Nous avons eu la chance de déguster les millésimes 1975, 1980 et 1999. Le plus vieux vin était de toute beauté dans le verre, un beau jaune ambré, brillant et riche et des larmes bien grasses. Au nez, le vin était tout aussi riche avec du coing, du miel, du caramel, de la cire d’abeille, de la vanille et un côté rancio (coeur de pomme). Ces arômes complexes se sont retrouvés en bouche. Un vin complexe, long à souhait avec encore une belle acidité qui nous fait dire que cette bouteille a ce qu’il faut pour tenir encore la route. Un peu plus jeune, le 1980 était tout aussi satisfaisant quoique moins profond. Le 1999, de son côté, était encore assez joufflu, il regorgeait de saveurs d’ananas confit, mais il avait également un côté minéral (silex). Si on veut vraiment l’apprécier dans toute sa splendeur, il faudrait le coucher en cave et l’oublier pour au moins une décennie. Il est à noter que la SAQ tient plusieurs millésimes, alors on peut aisément en trouver.

…Puis viennent les rouges

Prieuré St-Jean de Bébian: je vous parlais de ce domaine dans la section des blancs. Le grand rouge de la maison est une splendeur. J’ai goûté 2002 et 2005. Syrah, grenache et mourvèdre. Fermentation en cuves de pierres du 18ème siècle. Élevage de 18 mois en barriques de plusieurs vins. Du beau fruit noir, des épices, de la réglisse, grande complexité, grande délicatesse. Pas donné, près de 50 $. Mais c’est un grand vin. Le 2007 fera son entrée bientôt en spécialité à la SAQ. En attendant, on le trouve chez A.O.C. Cie, Châteaux et Domaines.

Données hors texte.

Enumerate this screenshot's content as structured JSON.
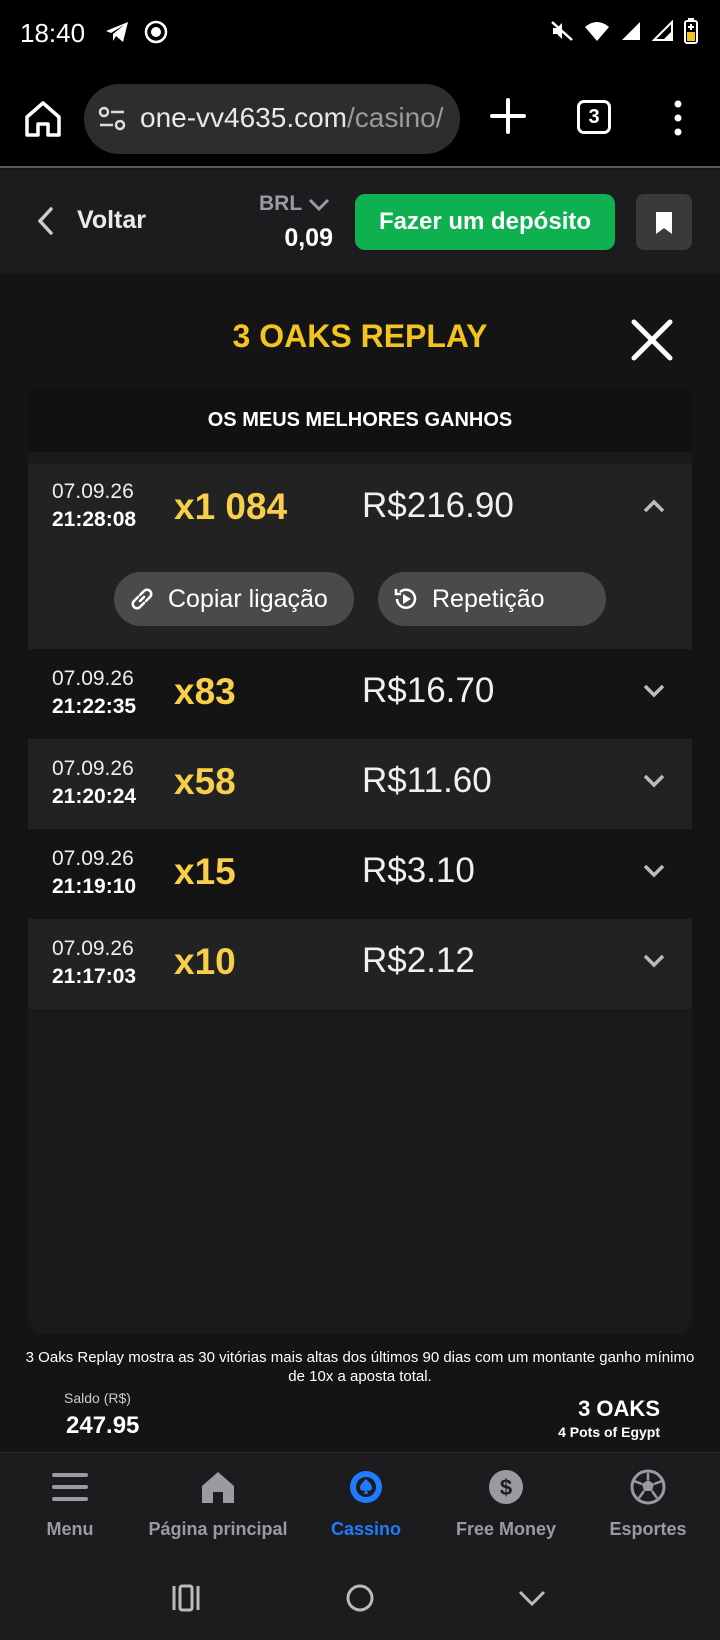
{
  "status_bar": {
    "time": "18:40"
  },
  "browser": {
    "url_main": "one-vv4635.com",
    "url_path": "/casino/",
    "tab_count": "3"
  },
  "header": {
    "back_label": "Voltar",
    "currency": "BRL",
    "balance": "0,09",
    "deposit_label": "Fazer um depósito"
  },
  "replay": {
    "title": "3 OAKS REPLAY",
    "panel_title": "OS MEUS MELHORES GANHOS",
    "copy_link_label": "Copiar ligação",
    "replay_label": "Repetição",
    "wins": [
      {
        "date": "07.09.26",
        "time": "21:28:08",
        "multiplier": "x1 084",
        "amount": "R$216.90"
      },
      {
        "date": "07.09.26",
        "time": "21:22:35",
        "multiplier": "x83",
        "amount": "R$16.70"
      },
      {
        "date": "07.09.26",
        "time": "21:20:24",
        "multiplier": "x58",
        "amount": "R$11.60"
      },
      {
        "date": "07.09.26",
        "time": "21:19:10",
        "multiplier": "x15",
        "amount": "R$3.10"
      },
      {
        "date": "07.09.26",
        "time": "21:17:03",
        "multiplier": "x10",
        "amount": "R$2.12"
      }
    ],
    "footnote": "3 Oaks Replay mostra as 30 vitórias mais altas dos últimos 90 dias com um montante ganho mínimo de 10x a aposta total."
  },
  "game_footer": {
    "saldo_label": "Saldo (R$)",
    "saldo_value": "247.95",
    "provider": "3 OAKS",
    "game": "4 Pots of Egypt"
  },
  "bottom_nav": {
    "items": [
      {
        "label": "Menu",
        "icon": "menu-icon"
      },
      {
        "label": "Página principal",
        "icon": "home-icon"
      },
      {
        "label": "Cassino",
        "icon": "casino-chip-icon"
      },
      {
        "label": "Free Money",
        "icon": "dollar-icon"
      },
      {
        "label": "Esportes",
        "icon": "soccer-ball-icon"
      }
    ],
    "active": "Cassino",
    "active_color": "#1f7bff"
  },
  "colors": {
    "accent_yellow": "#f5c31d",
    "deposit_green": "#0eb04f"
  }
}
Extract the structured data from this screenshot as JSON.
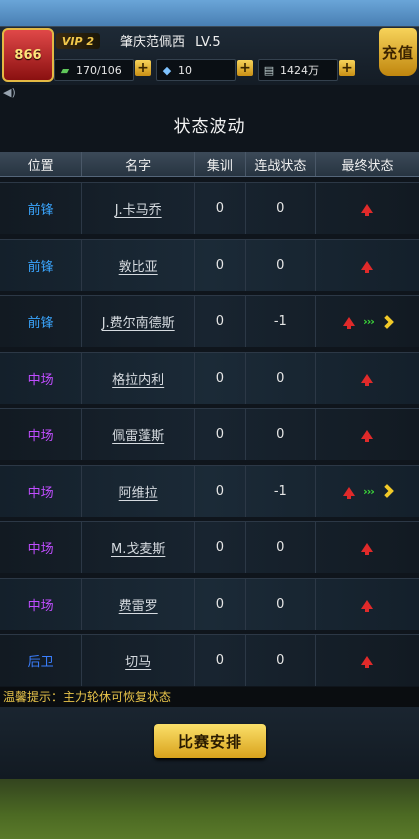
{
  "header": {
    "avatar_number": "866",
    "vip_label": "VIP 2",
    "username": "肇庆范佩西",
    "level": "LV.5",
    "stamina": "170/106",
    "diamonds": "10",
    "coins": "1424万",
    "recharge_label": "充值"
  },
  "title": "状态波动",
  "table": {
    "columns": [
      "位置",
      "名字",
      "集训",
      "连战状态",
      "最终状态"
    ],
    "rows": [
      {
        "position": "前锋",
        "name": "J.卡马乔",
        "training": "0",
        "streak": "0",
        "final": "up"
      },
      {
        "position": "前锋",
        "name": "敦比亚",
        "training": "0",
        "streak": "0",
        "final": "up"
      },
      {
        "position": "前锋",
        "name": "J.费尔南德斯",
        "training": "0",
        "streak": "-1",
        "final": "up-to-down"
      },
      {
        "position": "中场",
        "name": "格拉内利",
        "training": "0",
        "streak": "0",
        "final": "up"
      },
      {
        "position": "中场",
        "name": "佩雷蓬斯",
        "training": "0",
        "streak": "0",
        "final": "up"
      },
      {
        "position": "中场",
        "name": "阿维拉",
        "training": "0",
        "streak": "-1",
        "final": "up-to-down"
      },
      {
        "position": "中场",
        "name": "M.戈麦斯",
        "training": "0",
        "streak": "0",
        "final": "up"
      },
      {
        "position": "中场",
        "name": "费雷罗",
        "training": "0",
        "streak": "0",
        "final": "up"
      },
      {
        "position": "后卫",
        "name": "切马",
        "training": "0",
        "streak": "0",
        "final": "up"
      }
    ]
  },
  "tip": "温馨提示：主力轮休可恢复状态",
  "match_button": "比赛安排",
  "colors": {
    "forward": "#3aa6ff",
    "midfield": "#c04dff",
    "defender": "#3a7fff",
    "accent": "#f2c84b"
  }
}
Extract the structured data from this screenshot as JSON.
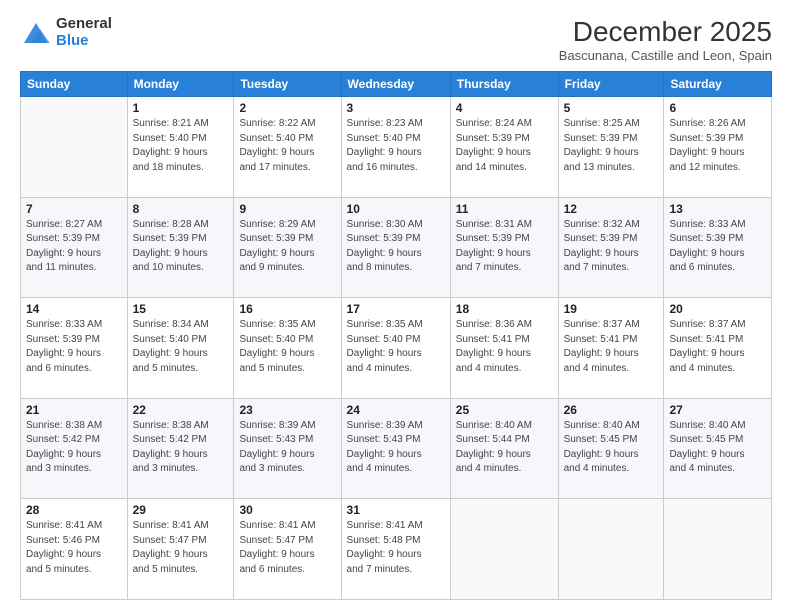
{
  "logo": {
    "general": "General",
    "blue": "Blue"
  },
  "header": {
    "month": "December 2025",
    "location": "Bascunana, Castille and Leon, Spain"
  },
  "days_of_week": [
    "Sunday",
    "Monday",
    "Tuesday",
    "Wednesday",
    "Thursday",
    "Friday",
    "Saturday"
  ],
  "weeks": [
    [
      {
        "day": "",
        "info": ""
      },
      {
        "day": "1",
        "info": "Sunrise: 8:21 AM\nSunset: 5:40 PM\nDaylight: 9 hours\nand 18 minutes."
      },
      {
        "day": "2",
        "info": "Sunrise: 8:22 AM\nSunset: 5:40 PM\nDaylight: 9 hours\nand 17 minutes."
      },
      {
        "day": "3",
        "info": "Sunrise: 8:23 AM\nSunset: 5:40 PM\nDaylight: 9 hours\nand 16 minutes."
      },
      {
        "day": "4",
        "info": "Sunrise: 8:24 AM\nSunset: 5:39 PM\nDaylight: 9 hours\nand 14 minutes."
      },
      {
        "day": "5",
        "info": "Sunrise: 8:25 AM\nSunset: 5:39 PM\nDaylight: 9 hours\nand 13 minutes."
      },
      {
        "day": "6",
        "info": "Sunrise: 8:26 AM\nSunset: 5:39 PM\nDaylight: 9 hours\nand 12 minutes."
      }
    ],
    [
      {
        "day": "7",
        "info": "Sunrise: 8:27 AM\nSunset: 5:39 PM\nDaylight: 9 hours\nand 11 minutes."
      },
      {
        "day": "8",
        "info": "Sunrise: 8:28 AM\nSunset: 5:39 PM\nDaylight: 9 hours\nand 10 minutes."
      },
      {
        "day": "9",
        "info": "Sunrise: 8:29 AM\nSunset: 5:39 PM\nDaylight: 9 hours\nand 9 minutes."
      },
      {
        "day": "10",
        "info": "Sunrise: 8:30 AM\nSunset: 5:39 PM\nDaylight: 9 hours\nand 8 minutes."
      },
      {
        "day": "11",
        "info": "Sunrise: 8:31 AM\nSunset: 5:39 PM\nDaylight: 9 hours\nand 7 minutes."
      },
      {
        "day": "12",
        "info": "Sunrise: 8:32 AM\nSunset: 5:39 PM\nDaylight: 9 hours\nand 7 minutes."
      },
      {
        "day": "13",
        "info": "Sunrise: 8:33 AM\nSunset: 5:39 PM\nDaylight: 9 hours\nand 6 minutes."
      }
    ],
    [
      {
        "day": "14",
        "info": "Sunrise: 8:33 AM\nSunset: 5:39 PM\nDaylight: 9 hours\nand 6 minutes."
      },
      {
        "day": "15",
        "info": "Sunrise: 8:34 AM\nSunset: 5:40 PM\nDaylight: 9 hours\nand 5 minutes."
      },
      {
        "day": "16",
        "info": "Sunrise: 8:35 AM\nSunset: 5:40 PM\nDaylight: 9 hours\nand 5 minutes."
      },
      {
        "day": "17",
        "info": "Sunrise: 8:35 AM\nSunset: 5:40 PM\nDaylight: 9 hours\nand 4 minutes."
      },
      {
        "day": "18",
        "info": "Sunrise: 8:36 AM\nSunset: 5:41 PM\nDaylight: 9 hours\nand 4 minutes."
      },
      {
        "day": "19",
        "info": "Sunrise: 8:37 AM\nSunset: 5:41 PM\nDaylight: 9 hours\nand 4 minutes."
      },
      {
        "day": "20",
        "info": "Sunrise: 8:37 AM\nSunset: 5:41 PM\nDaylight: 9 hours\nand 4 minutes."
      }
    ],
    [
      {
        "day": "21",
        "info": "Sunrise: 8:38 AM\nSunset: 5:42 PM\nDaylight: 9 hours\nand 3 minutes."
      },
      {
        "day": "22",
        "info": "Sunrise: 8:38 AM\nSunset: 5:42 PM\nDaylight: 9 hours\nand 3 minutes."
      },
      {
        "day": "23",
        "info": "Sunrise: 8:39 AM\nSunset: 5:43 PM\nDaylight: 9 hours\nand 3 minutes."
      },
      {
        "day": "24",
        "info": "Sunrise: 8:39 AM\nSunset: 5:43 PM\nDaylight: 9 hours\nand 4 minutes."
      },
      {
        "day": "25",
        "info": "Sunrise: 8:40 AM\nSunset: 5:44 PM\nDaylight: 9 hours\nand 4 minutes."
      },
      {
        "day": "26",
        "info": "Sunrise: 8:40 AM\nSunset: 5:45 PM\nDaylight: 9 hours\nand 4 minutes."
      },
      {
        "day": "27",
        "info": "Sunrise: 8:40 AM\nSunset: 5:45 PM\nDaylight: 9 hours\nand 4 minutes."
      }
    ],
    [
      {
        "day": "28",
        "info": "Sunrise: 8:41 AM\nSunset: 5:46 PM\nDaylight: 9 hours\nand 5 minutes."
      },
      {
        "day": "29",
        "info": "Sunrise: 8:41 AM\nSunset: 5:47 PM\nDaylight: 9 hours\nand 5 minutes."
      },
      {
        "day": "30",
        "info": "Sunrise: 8:41 AM\nSunset: 5:47 PM\nDaylight: 9 hours\nand 6 minutes."
      },
      {
        "day": "31",
        "info": "Sunrise: 8:41 AM\nSunset: 5:48 PM\nDaylight: 9 hours\nand 7 minutes."
      },
      {
        "day": "",
        "info": ""
      },
      {
        "day": "",
        "info": ""
      },
      {
        "day": "",
        "info": ""
      }
    ]
  ]
}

Cascina Roera: faire du vin dans le Piémont, quand nos noms de familles sont Rosso et Nebiolo, ça nous prédestine à quelque chose de bien… Tous les vins de ce duo sont superbes, mais la cuvée San Martino 2006, en appellation Barbera d’Asti, est un modèle d’équilibre et d’élégance. À la fois puissant, porteur d’un beau fruit noir, d’olives et de fines herbes, sur des tanins bien appuyés mais soyeux, ce vin est à passer en carafe, avant d’arroser vos plats italiens bien tomatés et épicés. Disponible chez Glou (le site Web est loin d’être fonctionnel, mais on y trouve les coordonnées!)

Bodegas y Vinedos del Jalon: l’aubaine de ces deux salons, de l’appellation espagnole Calatayud, au sud de la Rioja. Le Vina Alarba Vieilles Vignes de Grenache 2009 est un très beau jus, aux notes de cassis et prunes, épicé, puissant mais sans lourdeur. Ce vin n’a d’ailleurs pas été élevé en barriques. Charmeur, tout en se tenant loin de la vulgarité. 13,35 $, en SAQ.

Bodega Santo Tomas: une curiosité provenant du plus vieux domaine de la péninsule de Baja California, au Mexique. Tinta Mexico est un assemblage de barbera et merlot. Un nez puissant, fruits noirs, olives, tabac et poivrons grillés. La bouche est assez fidèle au nez, avec un petit côté balsamique et fumé. Puissant, et équilibré. Une belle découverte qu’on peut se procurer chez Tequilart pour une vingtaine de dollars.